Le dernier des vrais!

Gérard (Nounou) Paulin aura été le dernier de ces aubergistes qui ont maintenu vivante la tradition des hôtels nés avec l’arrivée du train dans la Péninsule acadienne.

L’Hôtel Paulin est effectivement le seul établissement opérant toujours dans la Péninsule dont l’origine est plus que centenaire.

Gérard Raymond Paulin, fils de Léo Paulin et Éva Albert a de qui tenir. Ses parents comme ses grands-parents ont été hôteliers pendant plus d’un siècle à Caraquet.

L’Hôtel Paulin – à qui il a consacré presque toute sa vie – est construit en 1892 et acquis par son grand-père Octave en 1904.

Sa mère, Éva Albert, est la fille de Pierre P. Albert constructeur et propriétaire du Château Albert, construit à côté de l’Hôtel Paulin. Difficile avec une telle descendance d’abandonner le patrimoine familial.

Après un séjour à Montréal, où il travaillera comme agent de bord chez Air Canada, il profitera de sa vie en ville pour parfaire ses connaissances en cuisine, en hôtellerie et en restauration.

À la mort de sa mère en 1972, il saisit la balle au bond et, avec la complicité de ses sœurs, place son hôtel au centre de la vie touristique de la Péninsule acadienne. L’Hôtel Paulin devient ainsi la preuve vivante que tradition et modernité sont conciliables quand vient le temps de promouvoir une région. Gérard Paulin redonne donc à son auberge l’image d’un lieu hospitalier, où la cuisine acadienne sera reine.

En même temps, il développera une obsession qui changera l’image de la ville de Caraquet: il veut redonner au vieux bâtiment son allure de jeunesse!

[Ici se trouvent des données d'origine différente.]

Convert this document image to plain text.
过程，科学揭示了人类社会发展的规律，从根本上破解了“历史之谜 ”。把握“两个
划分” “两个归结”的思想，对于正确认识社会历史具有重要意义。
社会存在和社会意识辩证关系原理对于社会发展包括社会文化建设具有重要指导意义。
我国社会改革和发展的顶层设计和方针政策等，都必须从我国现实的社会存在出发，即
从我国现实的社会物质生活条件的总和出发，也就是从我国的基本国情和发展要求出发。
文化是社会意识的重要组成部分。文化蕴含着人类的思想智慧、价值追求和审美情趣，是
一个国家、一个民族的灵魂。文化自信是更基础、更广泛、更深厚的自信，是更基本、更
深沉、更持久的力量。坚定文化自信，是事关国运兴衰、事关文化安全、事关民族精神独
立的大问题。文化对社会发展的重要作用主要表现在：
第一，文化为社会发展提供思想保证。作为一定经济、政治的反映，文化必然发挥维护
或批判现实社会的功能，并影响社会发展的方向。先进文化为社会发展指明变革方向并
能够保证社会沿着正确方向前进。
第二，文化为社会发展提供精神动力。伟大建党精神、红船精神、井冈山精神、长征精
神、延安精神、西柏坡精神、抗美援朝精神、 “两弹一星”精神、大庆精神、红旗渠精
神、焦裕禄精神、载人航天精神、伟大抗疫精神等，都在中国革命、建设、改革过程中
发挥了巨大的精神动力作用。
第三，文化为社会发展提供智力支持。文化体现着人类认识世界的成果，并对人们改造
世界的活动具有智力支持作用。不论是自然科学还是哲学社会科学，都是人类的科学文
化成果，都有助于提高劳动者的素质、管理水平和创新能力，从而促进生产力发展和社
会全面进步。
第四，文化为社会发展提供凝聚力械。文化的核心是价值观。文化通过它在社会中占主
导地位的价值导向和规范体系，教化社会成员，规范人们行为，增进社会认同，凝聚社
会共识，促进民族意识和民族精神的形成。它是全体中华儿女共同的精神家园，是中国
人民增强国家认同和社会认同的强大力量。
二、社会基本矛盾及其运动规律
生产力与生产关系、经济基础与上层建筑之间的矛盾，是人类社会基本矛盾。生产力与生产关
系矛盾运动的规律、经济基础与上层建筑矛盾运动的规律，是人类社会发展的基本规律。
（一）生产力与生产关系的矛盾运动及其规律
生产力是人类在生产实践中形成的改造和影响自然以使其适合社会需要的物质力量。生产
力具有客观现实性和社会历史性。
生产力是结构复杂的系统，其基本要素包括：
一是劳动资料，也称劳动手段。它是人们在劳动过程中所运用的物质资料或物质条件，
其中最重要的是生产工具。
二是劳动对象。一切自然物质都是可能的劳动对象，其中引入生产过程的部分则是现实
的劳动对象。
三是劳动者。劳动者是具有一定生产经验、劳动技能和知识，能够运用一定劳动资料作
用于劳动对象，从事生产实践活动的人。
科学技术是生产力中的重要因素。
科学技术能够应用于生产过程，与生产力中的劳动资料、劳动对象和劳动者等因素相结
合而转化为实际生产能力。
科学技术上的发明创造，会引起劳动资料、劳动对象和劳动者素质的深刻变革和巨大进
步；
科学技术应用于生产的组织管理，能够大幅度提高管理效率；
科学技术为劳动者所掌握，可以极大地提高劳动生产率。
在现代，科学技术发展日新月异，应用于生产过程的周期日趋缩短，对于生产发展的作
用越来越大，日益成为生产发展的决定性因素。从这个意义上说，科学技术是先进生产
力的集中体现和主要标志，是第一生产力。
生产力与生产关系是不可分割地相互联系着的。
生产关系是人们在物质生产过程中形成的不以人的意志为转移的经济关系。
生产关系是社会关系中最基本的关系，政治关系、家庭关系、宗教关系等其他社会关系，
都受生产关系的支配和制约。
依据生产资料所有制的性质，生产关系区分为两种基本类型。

Avant que ce soit la mode, il s’obstine contre vents et marées à vouloir restaurer son bijou, ce qu’il parviendra à faire à la fin des années 1990. Il déplace l’énorme bâtiment, rénove l’extérieur et ensuite l’intérieur pour en faire une pièce maîtresse dans l’image que se donnera la Ville de Caraquet en faisant la promotion de son patrimoine architectural et son caractère acadien.

Sans les efforts de Nounou, Caraquet ne serait pas ce qu’elle est aujourd’hui, et c’est sans compter l’immense contribution de Gérard aux efforts de la région dans la promotion touristique.

On gardera de lui le souvenir d’un homme profondément attaché à sa communauté et qui a su garder vivantes trois générations de tradition et d’amour pour Caraquet.

À sa femme Karen, à son fils Jules et à ses sœurs, nous offrons nos plus sincères condoléances.